3. But it's implausible that a 2-oom increase in size of algo would result in that much increase in revenue. Like, yeah, the ads will be better targeted, people will be spending more, etc. But 1.5 OOMs more? When I imagine a world where Youtube viewers spend 10x more money as a result of youtube ads, I imagine those ads being so incredibly appealing that people go to youtube just to see the ads because they are so relevant and interesting. And I feel like that's possible, but it's implausible that making the model 2 ooms bigger would yield that result.
... you know now that I write it out, I'm no longer so sure! GPT-3 was a lot better than GPT-2, and it was 2 OOMs bigger. Maybe youtube really could make 1.5 OOMs more revenue by making their model 2 OOMs bigger. And then maybe they could increase revenue even further by making it bigger still, etc. on up to AGI.
If the main source of revenue is people buying stuff after seeing an ad on YouTube, then I agree with your point in the middle of the comment, that it seems hardly possible for the revenue to go 1.5 OOMs more by only 2OOMs on model size. I bet that there would be a big discontinuity here, where you need massive investment to actually see any significant improvement.

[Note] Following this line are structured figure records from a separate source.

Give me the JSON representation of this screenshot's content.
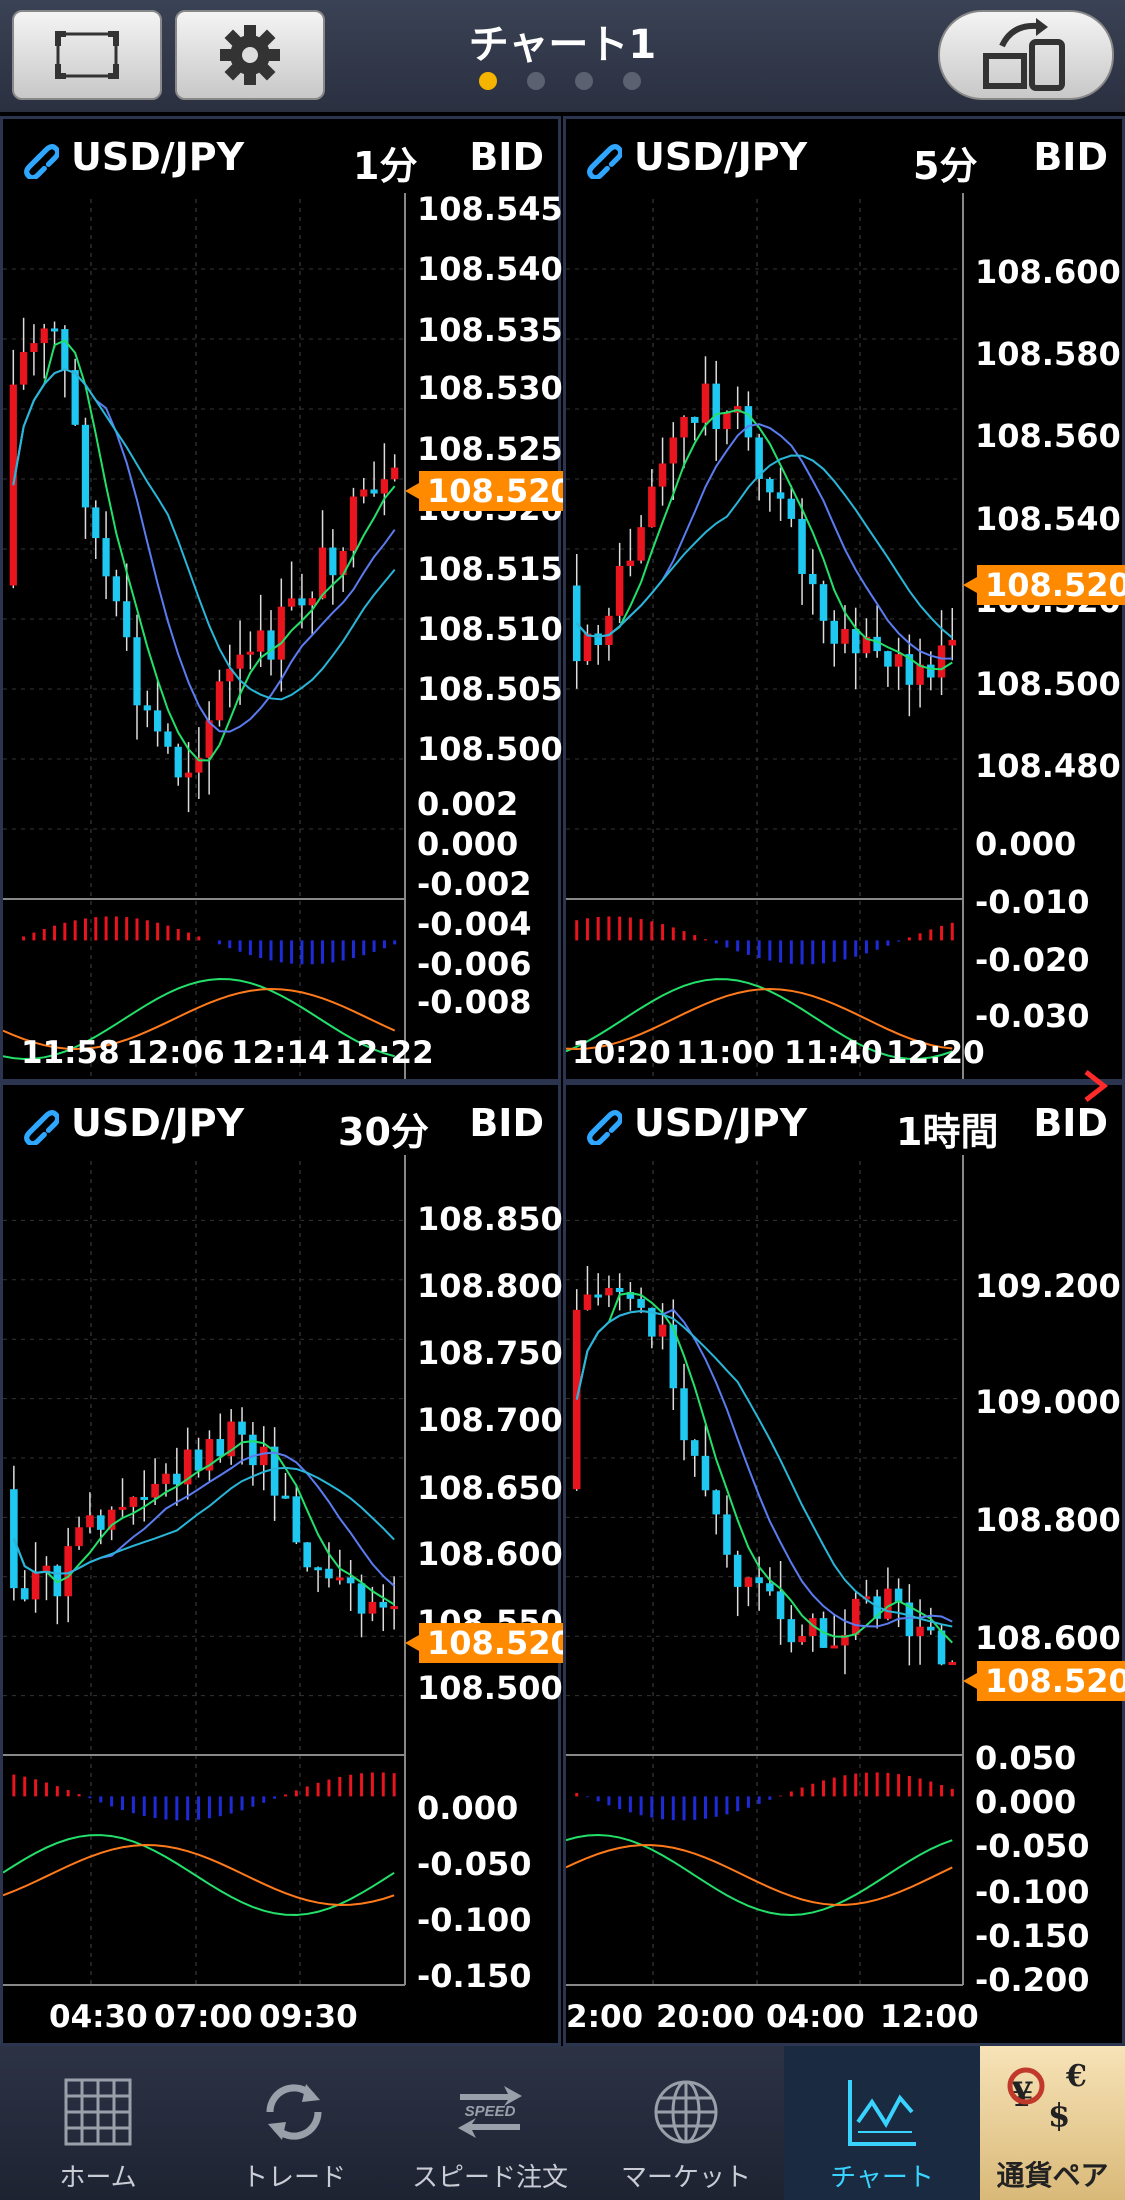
{
  "header": {
    "title": "チャート1",
    "page_count": 4,
    "active_page": 0
  },
  "panels": [
    {
      "symbol": "USD/JPY",
      "timeframe": "1分",
      "side": "BID",
      "price_axis": [
        "108.545",
        "108.540",
        "108.535",
        "108.530",
        "108.525",
        "108.520",
        "108.515",
        "108.510",
        "108.505",
        "108.500"
      ],
      "current_price": "108.520",
      "osc_axis": [
        "0.002",
        "0.000",
        "-0.002",
        "-0.004",
        "-0.006",
        "-0.008"
      ],
      "time_axis": [
        "11:58",
        "12:06",
        "12:14",
        "12:22"
      ]
    },
    {
      "symbol": "USD/JPY",
      "timeframe": "5分",
      "side": "BID",
      "price_axis": [
        "108.600",
        "108.580",
        "108.560",
        "108.540",
        "108.520",
        "108.500",
        "108.480"
      ],
      "current_price": "108.520",
      "osc_axis": [
        "0.000",
        "-0.010",
        "-0.020",
        "-0.030"
      ],
      "time_axis": [
        "10:20",
        "11:00",
        "11:40",
        "12:20"
      ]
    },
    {
      "symbol": "USD/JPY",
      "timeframe": "30分",
      "side": "BID",
      "price_axis": [
        "108.850",
        "108.800",
        "108.750",
        "108.700",
        "108.650",
        "108.600",
        "108.550",
        "108.500"
      ],
      "current_price": "108.520",
      "osc_axis": [
        "0.000",
        "-0.050",
        "-0.100",
        "-0.150"
      ],
      "time_axis": [
        "04:30",
        "07:00",
        "09:30"
      ]
    },
    {
      "symbol": "USD/JPY",
      "timeframe": "1時間",
      "side": "BID",
      "price_axis": [
        "109.200",
        "109.000",
        "108.800",
        "108.600"
      ],
      "current_price": "108.520",
      "osc_axis": [
        "0.050",
        "0.000",
        "-0.050",
        "-0.100",
        "-0.150",
        "-0.200"
      ],
      "time_axis": [
        "2:00",
        "20:00",
        "04:00",
        "12:00"
      ]
    }
  ],
  "nav": [
    {
      "label": "ホーム",
      "icon": "grid-icon"
    },
    {
      "label": "トレード",
      "icon": "refresh-icon"
    },
    {
      "label": "スピード注文",
      "icon": "speed-icon"
    },
    {
      "label": "マーケット",
      "icon": "globe-icon"
    },
    {
      "label": "チャート",
      "icon": "chart-icon",
      "active": true
    },
    {
      "label": "通貨ペア",
      "icon": "currency-icon"
    }
  ],
  "nav_icon_text": {
    "speed": "SPEED"
  },
  "colors": {
    "up": "#e8141e",
    "down": "#1ec8f0",
    "accent": "#ff8a00",
    "ma_fast": "#22e06a",
    "ma_mid": "#5a7cf0",
    "ma_slow": "#29b6d8",
    "signal": "#ff7a1a"
  }
}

On the other hand, if the main source of revenue is money payed for the number of views of ads, then I believe a better model could improve that relatively smoothly. In part because just giving people interesting stuff to see makes them look at more ads.
Isn't there a close connection between money payed for number of views of ads and people buying stuff after seeing an ad on YouTub? I thought that the situation is something like this: People see ads and buy stuff --> Data is collected on how much extra money the ad brought in --> youtube charges advertisers accordingly. The only way for youtube to charge advertisers significantly more is first for people to buy significantly more stuff as a result of seeing ads.